De medische onderzoeken  bij de opvolging van het genezingsproces zijn vrij grondig : bloedonderzoek, nagaan van alle mogelijke neveneffecten die eventueel zouden kunnen optreden (echo’s en scans van lever en andere organen),  endoscopie (darmen, maag en slokdarm), dermatologie, enz. Ik denk soms dat ik een van de meest onderzochte mensen ben van gans mijn omgeving ! Een goed resultaat van al deze testen is uiteraard zeer geruststellend. Plots stelde men echter bij het dermatologisch onderzoek vast dat ik een klein knobbeltje had op mijn neus. Dat bleek gevaarlijker te zijn dan het er op het eerste zicht uitzag en kon kwaadaardig zijn. Dit werd dan verwijderd onder lokale verdoving. Men wees mij er op dat de blootstellingsrisico’s aan zonlicht voor mensen zoals ik met mijn medicatie tot 100 maal groter zijn dan normaal. Een goede lichaamsbedekking en het aanbrengen van een sterk protectieve zonnecrème is dus van groot belang.  

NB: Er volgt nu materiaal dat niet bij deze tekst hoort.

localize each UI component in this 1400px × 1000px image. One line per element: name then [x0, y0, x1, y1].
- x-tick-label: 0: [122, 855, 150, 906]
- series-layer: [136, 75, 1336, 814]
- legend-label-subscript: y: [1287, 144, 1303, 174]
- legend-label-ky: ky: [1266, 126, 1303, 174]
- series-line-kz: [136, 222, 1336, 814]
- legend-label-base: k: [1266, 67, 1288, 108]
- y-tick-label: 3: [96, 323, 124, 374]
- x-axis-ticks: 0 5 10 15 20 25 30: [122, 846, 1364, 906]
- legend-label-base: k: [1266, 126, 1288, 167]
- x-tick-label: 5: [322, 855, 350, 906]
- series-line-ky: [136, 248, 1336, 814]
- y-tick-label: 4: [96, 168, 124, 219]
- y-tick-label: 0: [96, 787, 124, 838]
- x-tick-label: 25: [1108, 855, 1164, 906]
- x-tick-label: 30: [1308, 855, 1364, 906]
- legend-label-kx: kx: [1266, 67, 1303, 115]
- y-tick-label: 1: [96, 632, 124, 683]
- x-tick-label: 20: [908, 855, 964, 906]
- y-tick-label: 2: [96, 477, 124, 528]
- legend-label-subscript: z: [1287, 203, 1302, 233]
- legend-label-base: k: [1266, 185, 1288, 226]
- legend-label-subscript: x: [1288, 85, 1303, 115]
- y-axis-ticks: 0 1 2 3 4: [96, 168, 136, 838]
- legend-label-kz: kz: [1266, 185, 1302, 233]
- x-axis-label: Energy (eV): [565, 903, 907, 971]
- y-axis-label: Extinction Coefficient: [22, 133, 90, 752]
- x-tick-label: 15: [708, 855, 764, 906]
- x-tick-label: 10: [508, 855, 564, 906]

Ik ben nu drie jaar geleden geopereerd en voel mij goed hersteld. Belangrijk is dat men zeer zorgvuldig de voorgeschreven medicatie neemt, een beetje let op zijn voeding en drank, voldoende beweging heeft, beschermende maatregelen neemt tegen de zon en zo veel als mogelijk let op het vermijden van onnodige blootstelling aan mogelijke infecties zoals het vaccineren tegen griep en pneumokokken. Kortom, men moet zo veel mogelijk maatregelen nemen om mogelijke infecties te vermijden: goede persoonlijke hygiëne, vermijd publieke plaatsen met hoog risico (hoestende mensen, slechte aeratie, …). Al bij al voel ik mij na drie jaar terug in een zeer aangenaam leven ! Eind goed, al goed !!!

 

  1. Dank aan de mensen die mij geholpen hebben bij de oplossing van het probleem

Het geluk dat iemand zoals ik een geslaagde levertransplantatie heeft ondergaan hangt af van veel mensen die daarbij geholpen hebben. Ik wens hen hierbij van harte te danken voor hun steun. Zonder hun naam te willen vermelden en in willekeurige volgorde zijn dit vooral o.a.:

  • De anonieme donor die jammerlijk overleden is doch door het schenken van een donorlever mijn leven heeft gered. Ik wens hier nog eens het belang van beschikbaarheid van donororganen te benadrukken. Daarom wens ik, doe ik aan iedereen een oproep, om zich bij leven bereid te verklaren dat men bij overlijden zijn organen ter beschikking wil stellen voor donatie.

 

  • De geneesheer-specialist die mij tijdens de ganse lijdensweg tot aan de uiteindelijke transplantatie medisch en moreel heeft begeleid, geïnformeerd en gesteund.

 

  • Het chirurgisch team dat de operatie succesvol heeft uitgevoerd en mij heeft opgevolgd tijdens de eerste drie maand na de operatie.

 

  • De begeleiding van de medische staf bij de continue opvolging van mijn gezondheidstoestand na de operatie tot nu toe.

 

  • Het verplegend personeel die op een deskundige en vriendelijke wijze voor de verzorging en begeleiding zorgde.

 

  • De sociale dienst van het transplantatiecentrum voor hun behulpzaamheid en bijstand bij het verdere verloop.

 

  • Uiteraard heeft mijn familie mij steeds bijgestaan in deze moeilijke periode. Dit kan niet genoeg erkend worden ! Ik herinner mij nog het emotionele moment bij het ontwaken uit de anesthesie als ik de zorgzame blik van mijn vrouw en kinderen zag, het zelfgemaakte smoothie-drankje met fruit van de kleinkinderen, de eerste knuffel van mijn hond bij de thuiskomst, ...

 

  • De mensen van v.z.w. Hepatotransplant Gent die met hun enthousiasme trachten de mensen te begeleiden naar een nieuw en normaal bestaan: hun bezoekjes na de operatie in het UZ, het houden van contactsessies waar iedereen welkom is, een jaarlijks dinertje met lotgenoten. Dit zijn activiteiten die zeer bemoedigend zijn voor de patiënt in zijn genezingsproces.

 

Ik wens hierbij allen, die zich in eenzelfde situatie bevinden als ik mij toen bevond, een even goede afloop van hun leverprobleem. Ik ben als het ware een nieuw leven begonnen en beleef mijn tweede jeugd op een oudere leeftijd. Veel geluk !!!